Başta Akşemseddin olmak üzere ileri gelen şeyhlerle dervişler "İstanbul'un mutlaka fethedileceğini" söyleyerek ordunun moralini yükseltiyorlardı. Yapılan tefsirlere göre, Kur'an-ı Kerim'de geçen "Beldetün Tayyibetün - Güzel Şehir" sözündeki rakamların toplamı ebced hesabıyla 857 oluyordu ve bu rakam, Hicri takvime göre İstanbul'un fetih yılı oluyordu.
Bu
şehir, Milad öncesinden başlayarak hiç gündemden düşmemiş, şimdiye
kadar çeşitli milletler tarafından defalarca kuşatılmıştı. İslam
Peygamberi Hazreti Muhammed'in Hadis-i Şerifleriyle tuttukları ışık
Müslümanları da bu şehir üzerine yöneltti.
655 yılında ve
Hazreti Osman'ın Halifeliği döneminde Hazreti Muaviye tarafından, 668
yılında Muaviye'nin oğlu Yezid tarafından, daha sonra da başka İslam
orduları tarafından kuşatmalar yapıldı. 668 yılında yapılan kuşatmada,
Peygamber Efendimizin sancaktarlığını yapn Hazreti Eyyup El Ensari şehid
olmuştu.
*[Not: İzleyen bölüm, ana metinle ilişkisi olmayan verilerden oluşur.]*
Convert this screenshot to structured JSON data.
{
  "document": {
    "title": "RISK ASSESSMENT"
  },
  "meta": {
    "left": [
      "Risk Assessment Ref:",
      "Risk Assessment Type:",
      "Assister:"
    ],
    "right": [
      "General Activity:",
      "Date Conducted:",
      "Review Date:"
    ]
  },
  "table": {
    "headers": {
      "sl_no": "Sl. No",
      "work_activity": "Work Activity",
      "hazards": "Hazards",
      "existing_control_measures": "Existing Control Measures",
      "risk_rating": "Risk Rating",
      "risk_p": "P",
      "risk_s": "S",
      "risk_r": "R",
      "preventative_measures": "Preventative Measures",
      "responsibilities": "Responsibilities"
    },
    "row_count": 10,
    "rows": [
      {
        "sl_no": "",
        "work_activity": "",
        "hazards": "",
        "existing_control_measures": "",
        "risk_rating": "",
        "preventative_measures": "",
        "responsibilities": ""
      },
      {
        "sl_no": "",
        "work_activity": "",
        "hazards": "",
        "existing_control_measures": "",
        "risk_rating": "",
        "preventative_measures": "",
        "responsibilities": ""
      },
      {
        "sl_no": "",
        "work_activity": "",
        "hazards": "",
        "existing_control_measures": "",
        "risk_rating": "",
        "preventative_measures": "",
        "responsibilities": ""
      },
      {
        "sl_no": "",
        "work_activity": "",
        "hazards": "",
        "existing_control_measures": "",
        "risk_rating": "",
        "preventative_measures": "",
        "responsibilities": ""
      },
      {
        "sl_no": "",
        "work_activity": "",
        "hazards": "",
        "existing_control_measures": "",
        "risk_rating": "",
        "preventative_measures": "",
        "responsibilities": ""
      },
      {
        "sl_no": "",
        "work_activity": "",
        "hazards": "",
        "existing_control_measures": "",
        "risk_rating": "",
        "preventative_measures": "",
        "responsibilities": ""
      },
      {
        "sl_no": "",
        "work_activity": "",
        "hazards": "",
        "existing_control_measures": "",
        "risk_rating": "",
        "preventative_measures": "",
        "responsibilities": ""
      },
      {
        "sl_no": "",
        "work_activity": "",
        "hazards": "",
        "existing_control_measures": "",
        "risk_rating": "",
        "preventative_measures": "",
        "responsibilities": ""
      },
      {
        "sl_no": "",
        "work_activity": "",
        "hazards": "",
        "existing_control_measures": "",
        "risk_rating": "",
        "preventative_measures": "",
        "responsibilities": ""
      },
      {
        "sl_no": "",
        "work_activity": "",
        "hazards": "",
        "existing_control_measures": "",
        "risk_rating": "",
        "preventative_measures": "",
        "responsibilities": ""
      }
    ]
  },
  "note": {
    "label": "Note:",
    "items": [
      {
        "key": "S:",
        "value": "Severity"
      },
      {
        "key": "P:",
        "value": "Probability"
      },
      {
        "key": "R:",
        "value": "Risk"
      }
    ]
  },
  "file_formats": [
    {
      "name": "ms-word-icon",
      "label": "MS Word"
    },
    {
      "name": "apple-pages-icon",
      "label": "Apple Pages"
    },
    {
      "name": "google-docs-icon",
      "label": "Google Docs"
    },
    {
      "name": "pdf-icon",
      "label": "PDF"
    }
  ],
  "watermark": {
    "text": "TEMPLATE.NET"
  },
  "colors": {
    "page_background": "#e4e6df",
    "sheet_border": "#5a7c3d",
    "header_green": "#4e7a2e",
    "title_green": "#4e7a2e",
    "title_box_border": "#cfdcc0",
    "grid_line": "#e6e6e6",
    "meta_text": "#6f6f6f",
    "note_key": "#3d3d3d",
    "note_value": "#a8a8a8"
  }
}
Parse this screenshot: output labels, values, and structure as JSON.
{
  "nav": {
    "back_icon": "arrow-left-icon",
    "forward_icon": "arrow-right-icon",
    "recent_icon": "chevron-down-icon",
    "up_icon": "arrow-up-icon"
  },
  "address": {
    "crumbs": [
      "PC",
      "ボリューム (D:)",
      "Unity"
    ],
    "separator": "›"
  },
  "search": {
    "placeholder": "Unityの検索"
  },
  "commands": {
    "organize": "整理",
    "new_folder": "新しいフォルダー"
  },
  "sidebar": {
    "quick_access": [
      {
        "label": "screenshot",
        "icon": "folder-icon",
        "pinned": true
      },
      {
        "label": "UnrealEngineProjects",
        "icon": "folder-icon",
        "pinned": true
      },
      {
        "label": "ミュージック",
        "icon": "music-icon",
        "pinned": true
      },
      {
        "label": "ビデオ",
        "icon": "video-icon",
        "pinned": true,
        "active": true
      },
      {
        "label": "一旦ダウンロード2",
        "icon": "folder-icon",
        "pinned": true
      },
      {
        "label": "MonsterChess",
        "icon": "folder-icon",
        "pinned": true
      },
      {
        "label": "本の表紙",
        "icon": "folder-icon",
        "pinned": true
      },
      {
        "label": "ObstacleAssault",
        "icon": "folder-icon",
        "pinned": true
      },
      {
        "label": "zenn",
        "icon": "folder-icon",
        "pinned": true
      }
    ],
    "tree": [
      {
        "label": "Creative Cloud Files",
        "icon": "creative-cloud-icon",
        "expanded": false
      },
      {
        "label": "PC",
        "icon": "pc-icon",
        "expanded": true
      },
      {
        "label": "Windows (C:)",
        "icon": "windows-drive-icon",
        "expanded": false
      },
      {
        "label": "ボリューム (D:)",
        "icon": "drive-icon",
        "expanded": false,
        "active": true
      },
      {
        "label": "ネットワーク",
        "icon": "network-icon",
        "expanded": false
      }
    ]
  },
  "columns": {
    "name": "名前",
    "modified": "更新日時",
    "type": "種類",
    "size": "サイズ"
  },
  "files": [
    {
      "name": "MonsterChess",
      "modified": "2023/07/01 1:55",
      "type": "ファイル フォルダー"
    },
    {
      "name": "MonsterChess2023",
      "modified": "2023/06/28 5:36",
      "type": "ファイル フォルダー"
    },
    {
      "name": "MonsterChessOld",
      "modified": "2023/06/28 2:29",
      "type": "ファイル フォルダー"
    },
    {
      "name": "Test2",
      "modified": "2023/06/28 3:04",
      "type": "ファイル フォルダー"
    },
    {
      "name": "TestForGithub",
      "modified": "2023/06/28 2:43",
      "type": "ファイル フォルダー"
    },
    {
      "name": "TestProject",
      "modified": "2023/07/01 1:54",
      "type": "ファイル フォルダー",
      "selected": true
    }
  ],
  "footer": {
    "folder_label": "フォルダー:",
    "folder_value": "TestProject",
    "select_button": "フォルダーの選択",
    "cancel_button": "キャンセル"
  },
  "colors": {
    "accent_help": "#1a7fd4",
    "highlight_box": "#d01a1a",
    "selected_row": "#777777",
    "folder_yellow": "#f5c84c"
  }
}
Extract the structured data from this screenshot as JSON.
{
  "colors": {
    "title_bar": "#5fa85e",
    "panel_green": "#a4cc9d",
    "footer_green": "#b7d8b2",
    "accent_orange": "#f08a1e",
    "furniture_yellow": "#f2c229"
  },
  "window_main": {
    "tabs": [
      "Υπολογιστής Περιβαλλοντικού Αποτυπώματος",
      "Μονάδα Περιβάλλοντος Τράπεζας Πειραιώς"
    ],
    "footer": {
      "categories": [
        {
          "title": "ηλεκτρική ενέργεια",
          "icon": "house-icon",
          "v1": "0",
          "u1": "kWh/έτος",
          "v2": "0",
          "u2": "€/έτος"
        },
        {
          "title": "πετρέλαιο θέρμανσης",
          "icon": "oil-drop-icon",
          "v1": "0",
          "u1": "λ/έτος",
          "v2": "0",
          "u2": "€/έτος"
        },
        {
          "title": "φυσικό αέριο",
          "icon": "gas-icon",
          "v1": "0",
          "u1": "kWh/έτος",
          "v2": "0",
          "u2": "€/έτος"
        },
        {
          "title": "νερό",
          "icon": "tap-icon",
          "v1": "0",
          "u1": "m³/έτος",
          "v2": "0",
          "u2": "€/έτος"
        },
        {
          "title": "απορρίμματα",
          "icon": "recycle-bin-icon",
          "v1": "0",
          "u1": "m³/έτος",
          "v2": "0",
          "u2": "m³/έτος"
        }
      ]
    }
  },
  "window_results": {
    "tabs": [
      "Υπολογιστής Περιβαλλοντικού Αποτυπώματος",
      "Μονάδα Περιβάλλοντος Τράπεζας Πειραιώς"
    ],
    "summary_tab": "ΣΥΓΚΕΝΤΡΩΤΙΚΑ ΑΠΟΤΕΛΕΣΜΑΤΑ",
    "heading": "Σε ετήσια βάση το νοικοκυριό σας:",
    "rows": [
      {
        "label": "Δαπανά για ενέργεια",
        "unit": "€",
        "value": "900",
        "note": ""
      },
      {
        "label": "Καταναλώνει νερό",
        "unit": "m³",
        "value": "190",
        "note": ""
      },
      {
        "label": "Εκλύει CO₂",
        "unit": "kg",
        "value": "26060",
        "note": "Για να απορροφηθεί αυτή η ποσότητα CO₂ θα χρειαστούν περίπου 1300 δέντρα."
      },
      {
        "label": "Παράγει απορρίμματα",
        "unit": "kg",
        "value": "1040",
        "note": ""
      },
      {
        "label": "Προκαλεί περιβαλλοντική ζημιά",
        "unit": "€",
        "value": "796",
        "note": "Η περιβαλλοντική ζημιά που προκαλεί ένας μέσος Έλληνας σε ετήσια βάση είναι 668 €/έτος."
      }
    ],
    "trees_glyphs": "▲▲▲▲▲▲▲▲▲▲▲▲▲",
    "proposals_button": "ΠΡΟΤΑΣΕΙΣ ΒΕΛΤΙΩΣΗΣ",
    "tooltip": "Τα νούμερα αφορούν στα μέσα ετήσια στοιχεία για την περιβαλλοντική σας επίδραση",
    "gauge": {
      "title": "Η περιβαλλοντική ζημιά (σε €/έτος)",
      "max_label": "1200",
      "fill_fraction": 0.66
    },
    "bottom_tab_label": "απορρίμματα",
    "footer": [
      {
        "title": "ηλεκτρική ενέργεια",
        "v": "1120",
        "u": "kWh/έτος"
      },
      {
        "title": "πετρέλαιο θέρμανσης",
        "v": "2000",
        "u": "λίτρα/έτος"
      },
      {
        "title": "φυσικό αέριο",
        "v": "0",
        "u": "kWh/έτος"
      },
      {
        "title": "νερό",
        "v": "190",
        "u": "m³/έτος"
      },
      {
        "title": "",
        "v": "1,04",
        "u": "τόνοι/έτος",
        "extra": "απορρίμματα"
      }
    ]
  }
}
O'nun yakın bir yerde defnedilmiş olacağını tahmin eden din
byükleri mezarının yerini bulmak için büyük gayret gösteriyorlardı.
Akşemseddin
kendini adeta bu konuya adamıştı. Bir gece Padişah'ın hazır bulunduğu
otağda secdeye kapanıp kendinden geçmiş ve Allah'la başbaşa kalmıştı.
Secdede o kadar uzun kaldı ki, orada bulunanların çoğu, "Efendi mezarın yerini bulamadığı için utancından başını kaldıramaz oldu"
diye alaya almaya başlamışlardı. Derken, Akşemseddin başını yerden
kaldırdı, gözyaşlarıyla sırılsıklam olmuş yüzünü yanında bekleyen
Sultan'a çevirdi ve büyük müjdeyi verdi:
"- Beyim! Allah'ın hikmeti, seccademizi Eyüp Sultan Hazretlerinin mezarı üzerine sermişiz. Hemen şu yeri kazsınlar!"
Hemen
toprak kazıldı... Heyecan dorukta, bütün bakışlar aynı noktada! Ve işte
bir sanduka üzerine şöyle bir yazı. "Hâzâ kabrü Ebü Eyyüb.."
Kimde can kalır? Herkes sevinçten ağlıyor ve haber Türk ordusunun safları arasında dalga dalga yayılıyor:
"Müjdeler olsun, müjdeler olsun ki, Eyyup Sultan Hazretlerinin mezarı bulundu!.."
Bu müjdeyi alan ordunun değil bir Bizans, bin Bizans bile dayanamaz artık. Nitekim dayanamadı da.